Dallas-based Hogan, a leading developer of core accounting and profitability software for large banks, agreed to exchange one share of its common stock for 0.355 shares of Continuum's equity. Austin, Tex.-based Continuum sells software and data processing services to more than 600 insurance companies worldwide.
The merger was initially valued at more than $230 million, based on Dec. 8 closing prices, but after the deal was announced investors drove down Continuum's stock price about 13% for the week, to $35.25 a share.
Hogan's shares rose just 62.5 cents for the week - after a gain of more than $2 the week before - closing Friday at $12.25 per share.
Richard X. Bove, an analyst with Raymond James & Associates in St. Petersburg, Fla., said that while the deal overall "is an excellent merger," Continuum's management, during a conference call with analysts last Monday, left him with the impression "they didn't fully understood Hogan's business yet."
Mr. Bove said Continuum justified the acquisition by saying it could bring Hogan more revenues by offering banks interested in Hogan software the option of outsourcing their entire technology operation. "That's not very realistic," he said, noting most large banks still prefer to run the core accounting systems themselves.
Continuum officials also told Wall Street analysts that the acquisition gives them a foothold in the nascent world of "electronic commerce," but Hogan's prospects in that arena are purely speculative at the present time, Mr. Bove said.
Donald H. Newman, an analyst who follows Continuum for Ladenburg, Thalman in New York, said stockholders were slightly surprised by Continuum's move into banking technology.
"Continuum has the insurance industry almost in the palm of their hand - they have no vendor competition in five of the six world markets they operate in," Mr. Newman said. "We had no worry on their earnings, and were looking at a $50-$60 stock 12 months out. And then (Continuum chief executive officer) Michael Long springs Hogan on us."

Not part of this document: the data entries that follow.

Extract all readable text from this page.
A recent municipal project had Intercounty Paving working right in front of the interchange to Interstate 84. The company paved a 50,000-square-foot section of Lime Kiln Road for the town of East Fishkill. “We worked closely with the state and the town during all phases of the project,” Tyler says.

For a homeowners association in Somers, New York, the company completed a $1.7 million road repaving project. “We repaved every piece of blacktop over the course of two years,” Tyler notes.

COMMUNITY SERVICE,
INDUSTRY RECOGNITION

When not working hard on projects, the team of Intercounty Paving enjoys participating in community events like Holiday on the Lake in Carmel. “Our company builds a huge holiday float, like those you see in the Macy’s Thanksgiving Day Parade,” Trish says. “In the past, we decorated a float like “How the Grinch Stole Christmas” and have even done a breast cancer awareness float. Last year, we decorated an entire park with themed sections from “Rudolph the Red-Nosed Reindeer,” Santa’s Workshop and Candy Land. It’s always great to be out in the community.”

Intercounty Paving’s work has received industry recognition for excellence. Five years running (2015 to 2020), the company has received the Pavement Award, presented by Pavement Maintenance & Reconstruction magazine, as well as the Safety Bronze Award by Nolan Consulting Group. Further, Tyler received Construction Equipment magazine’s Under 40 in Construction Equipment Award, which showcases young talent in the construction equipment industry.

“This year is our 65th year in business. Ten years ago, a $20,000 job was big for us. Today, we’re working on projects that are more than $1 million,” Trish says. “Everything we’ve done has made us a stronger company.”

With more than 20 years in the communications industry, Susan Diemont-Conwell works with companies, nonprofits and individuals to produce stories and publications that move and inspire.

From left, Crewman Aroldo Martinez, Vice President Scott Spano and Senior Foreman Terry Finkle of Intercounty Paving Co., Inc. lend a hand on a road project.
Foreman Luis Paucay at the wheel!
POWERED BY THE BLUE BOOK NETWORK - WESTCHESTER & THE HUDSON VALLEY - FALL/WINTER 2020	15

Mr. Newman said the deal may eventually be seen as winner because in the past, "Continuum has done exceedingly well on their acquisitions."
Mr. Bove also took the longer view, saying he still liked the merger because he said it gives Hogan access to more capital and Continuum's larger sales force, and the acquiring company gets access to Hogan's data warehousing and profitability software, which he described as "the best out there for large banks."
In other news, data processing company Electronic Data Systems Corp. announced Tuesday it has agreed to acquire 80% of Technocaixa, the outsourcing subsidiary of Spain's La Caixa savings bank, for $32.7 million, the bank said.
Plano, Tex.-based Electronic Data also will get La Caixa's 25.5% stake in IGR, a company that manages telecommunications networks for the banking group.